Are you white? If so, how white are you? Or to put it another way, where would you place your ‘whiteness’ on a scale of one to eight? This might seem like an odd question for those who still see whiteness as mere skin pigmentation. For many progressives however the term has come to mean a form of bigotry inherent in, but not exclusive to, white people. In other words, you don’t have to be white to suffer from the affliction of ‘whiteness’ but it certainly helps.
To clear up any confusion, Mark Federman, principal at the East Side Community High School in Manhattan’s Lower East Side has sent parents a handy pamphlet. It ranks, in graphic form, eight color-coded ‘white identities’ with ‘white supremacist’ at one end and ‘white abolitionist’ at the other. In between these two extremes are categories such as ‘White Voyeurism’, ‘White Confessional’ and our old friend ‘White Privilege’, described as ‘sympathetic to a set of issues but only privately; won’t speak/act in solidarity publicly because benefitting through whiteness in public (some People or Color are in this category as well)’.
Writing about his eight-point ‘ethnography of whiteness’, Barnor Hesse, an associate professor of African American studies at Northwestern University in Illinois, claims ‘there is a regime of whiteness, and there are action-oriented white identities. People who identify with whiteness are one of these.’
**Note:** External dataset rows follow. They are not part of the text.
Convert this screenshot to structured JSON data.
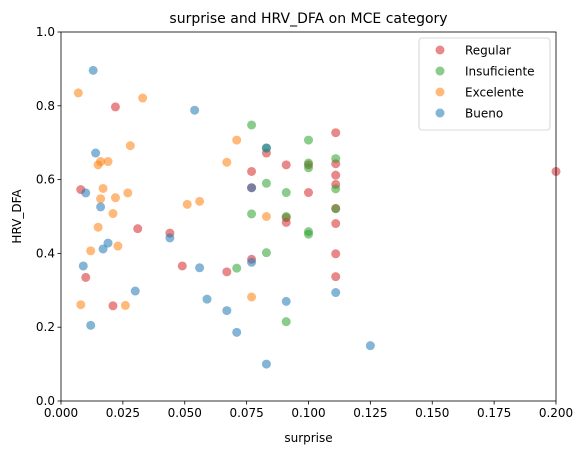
{
  "chart_data": {
    "type": "scatter",
    "title": "surprise and HRV_DFA on MCE category",
    "xlabel": "surprise",
    "ylabel": "HRV_DFA",
    "xlim": [
      0,
      0.2
    ],
    "ylim": [
      0,
      1.0
    ],
    "xticks": [
      "0.000",
      "0.025",
      "0.050",
      "0.075",
      "0.100",
      "0.125",
      "0.150",
      "0.175",
      "0.200"
    ],
    "yticks": [
      "0.0",
      "0.2",
      "0.4",
      "0.6",
      "0.8",
      "1.0"
    ],
    "grid": false,
    "legend_position": "top-right",
    "series": [
      {
        "name": "Regular",
        "color": "#d62728",
        "points": [
          [
            0.008,
            0.573
          ],
          [
            0.01,
            0.335
          ],
          [
            0.022,
            0.797
          ],
          [
            0.021,
            0.258
          ],
          [
            0.031,
            0.467
          ],
          [
            0.044,
            0.455
          ],
          [
            0.049,
            0.366
          ],
          [
            0.067,
            0.35
          ],
          [
            0.077,
            0.622
          ],
          [
            0.077,
            0.578
          ],
          [
            0.077,
            0.384
          ],
          [
            0.083,
            0.672
          ],
          [
            0.091,
            0.64
          ],
          [
            0.091,
            0.484
          ],
          [
            0.091,
            0.497
          ],
          [
            0.1,
            0.64
          ],
          [
            0.1,
            0.565
          ],
          [
            0.111,
            0.727
          ],
          [
            0.111,
            0.643
          ],
          [
            0.111,
            0.612
          ],
          [
            0.111,
            0.587
          ],
          [
            0.111,
            0.522
          ],
          [
            0.111,
            0.481
          ],
          [
            0.111,
            0.399
          ],
          [
            0.111,
            0.337
          ],
          [
            0.2,
            0.622
          ]
        ]
      },
      {
        "name": "Insuficiente",
        "color": "#2ca02c",
        "points": [
          [
            0.071,
            0.36
          ],
          [
            0.077,
            0.748
          ],
          [
            0.077,
            0.507
          ],
          [
            0.083,
            0.685
          ],
          [
            0.083,
            0.59
          ],
          [
            0.083,
            0.402
          ],
          [
            0.091,
            0.565
          ],
          [
            0.091,
            0.5
          ],
          [
            0.091,
            0.215
          ],
          [
            0.1,
            0.707
          ],
          [
            0.1,
            0.645
          ],
          [
            0.1,
            0.632
          ],
          [
            0.1,
            0.459
          ],
          [
            0.1,
            0.452
          ],
          [
            0.111,
            0.657
          ],
          [
            0.111,
            0.575
          ],
          [
            0.111,
            0.521
          ]
        ]
      },
      {
        "name": "Excelente",
        "color": "#ff7f0e",
        "points": [
          [
            0.007,
            0.835
          ],
          [
            0.008,
            0.261
          ],
          [
            0.012,
            0.407
          ],
          [
            0.015,
            0.64
          ],
          [
            0.015,
            0.471
          ],
          [
            0.016,
            0.649
          ],
          [
            0.016,
            0.548
          ],
          [
            0.017,
            0.576
          ],
          [
            0.019,
            0.649
          ],
          [
            0.021,
            0.508
          ],
          [
            0.022,
            0.551
          ],
          [
            0.023,
            0.42
          ],
          [
            0.026,
            0.259
          ],
          [
            0.027,
            0.564
          ],
          [
            0.028,
            0.692
          ],
          [
            0.033,
            0.821
          ],
          [
            0.051,
            0.533
          ],
          [
            0.056,
            0.541
          ],
          [
            0.067,
            0.647
          ],
          [
            0.071,
            0.707
          ],
          [
            0.077,
            0.282
          ],
          [
            0.083,
            0.5
          ]
        ]
      },
      {
        "name": "Bueno",
        "color": "#1f77b4",
        "points": [
          [
            0.009,
            0.366
          ],
          [
            0.01,
            0.564
          ],
          [
            0.012,
            0.205
          ],
          [
            0.013,
            0.896
          ],
          [
            0.014,
            0.672
          ],
          [
            0.016,
            0.526
          ],
          [
            0.017,
            0.412
          ],
          [
            0.019,
            0.428
          ],
          [
            0.03,
            0.298
          ],
          [
            0.044,
            0.442
          ],
          [
            0.054,
            0.788
          ],
          [
            0.056,
            0.361
          ],
          [
            0.059,
            0.276
          ],
          [
            0.067,
            0.245
          ],
          [
            0.071,
            0.186
          ],
          [
            0.077,
            0.578
          ],
          [
            0.077,
            0.376
          ],
          [
            0.083,
            0.686
          ],
          [
            0.083,
            0.1
          ],
          [
            0.091,
            0.27
          ],
          [
            0.111,
            0.294
          ],
          [
            0.125,
            0.15
          ]
        ]
      }
    ]
  }
}
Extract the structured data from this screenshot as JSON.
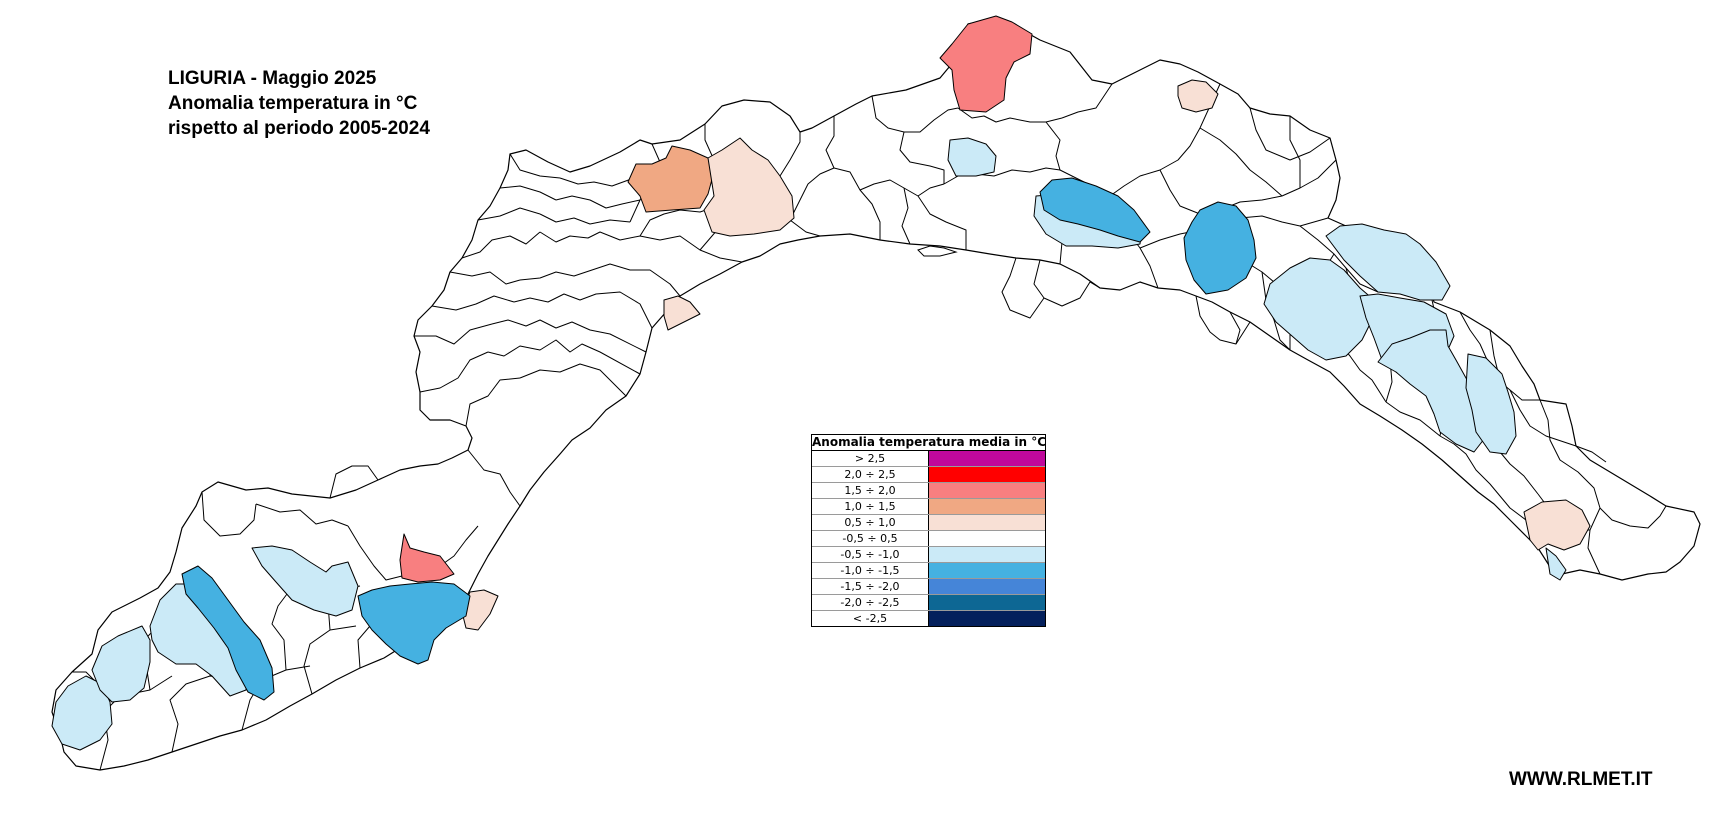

For those who prefer to judge individuals based on the content of their character, Hesse’s pamphlet may seem a little tribal in tone but it comes at a time when many within the education system are attempting to eliminate what Hesse describes as ‘white-supremacy culture’. But herein lies a problem; even those who vow to dismantle such a culture struggle to define what it actually is. For example, in their ‘Characteristics of White Supremacy Culture’ thesis from way back in 2001, Kenneth Jones and Tema Okun assert that ‘culture is powerful precisely because it is so present and at the same time so very difficult to name or identify.’ Unlike statues of course, which are much easier to identify and thus tear down.
Jones and Okun go on to list the various characteristics described as ‘damaging because they are used as norms and standards without being pro-actively named or chosen by the group.’ In essence their advice boils down to treating PoC with respect; hardly the stuff of revolutionaries hell-bent on bringing down structures of power. The list does suggest however that common decency isn’t something that comes naturally to those of us with pale complexions.
Categorizing skin color, not as a quirk of nature but as part of a system of oppressive power, fits neatly into the anti-bias training schemes currently being rolled out across so many western educational establishments. In the specific case of East Side Community High, one has to wonder how such a depressingly reductive way of seeing human nature will play out in a school where only 18 percent of pupils identify as white. If anything, those nasty white supremacists, described in Hesse’s chart as a ‘clearly marked white society that preserves, names, and values white superiority’ have failed in their dastardly plan. Or perhaps not — remember white privilege isn’t an exclusively white advantage, nor it seems is ‘white benefit’, a category described by Hesse as ‘sympathetic to a set of issues but only privately: won’t speak/act in solidarity publicly because benefitting through whiteness in public (some PoC are in this category as well).’ Could it be then that some of the majority Latino pupils at East Side harbor evil white supremacist thoughts?
But hang on, if PoC can buy into the sin of ‘whiteness’, surely white people can, by the same token, buy out of it? Well not really, because apparently biases fester in our unconscious mind no matter how resistant the conscious mind is to bigotry. Then again, unlike many within the anti-racist lobby — hello Robin DiAngelo — Hesse’s graph seems to imply that white people can indeed break free from the chains of their own dysfunction so long as they identify as ‘White Abolitionists’, which involves ‘changing institutions, dismantling whiteness and not allowing whiteness to reassert itself’. That’s quite an ask.
Becoming an ally then takes more than just a passive acceptance that we are all equal in the sight of God. True ‘allyship’ according to award-winning Global Diversity, Equity & Inclusion Leader Sheree Atcheson, is a ‘lifelong process of building relationships based on trust, consistency and accountability with marginalized individuals and/or groups of people’. Great but when do we get to tear down those evil structures? Well, anti-white supremacy advocates aren’t exactly clear about how or when they intend to enact the revolution other than by ineffectual posturings such as decolonizing curricula, cancelling ‘problematic’ Disney cartoons and pulling down statues of dead white men.
Black Lives Matter has at least set out its stall by promising to end capitalism, defund the police and delegitimize the nuclear family although how they hope to achieve such a utopian fantasy without extensive bloodshed remains unclear.
The powerful diversity and inclusion lobby have come to see diversity as a way of playing one race off against another but by racializing so much of the public realm they have set in motion a zero-sum war with no achievable endpoint. Meanwhile, out here in the real world where few things are black and white we continue to muddle along, trying our best to be nice to each other. Demonizing ‘whiteness’ in the name of inclusivity won’t help us achieve anything.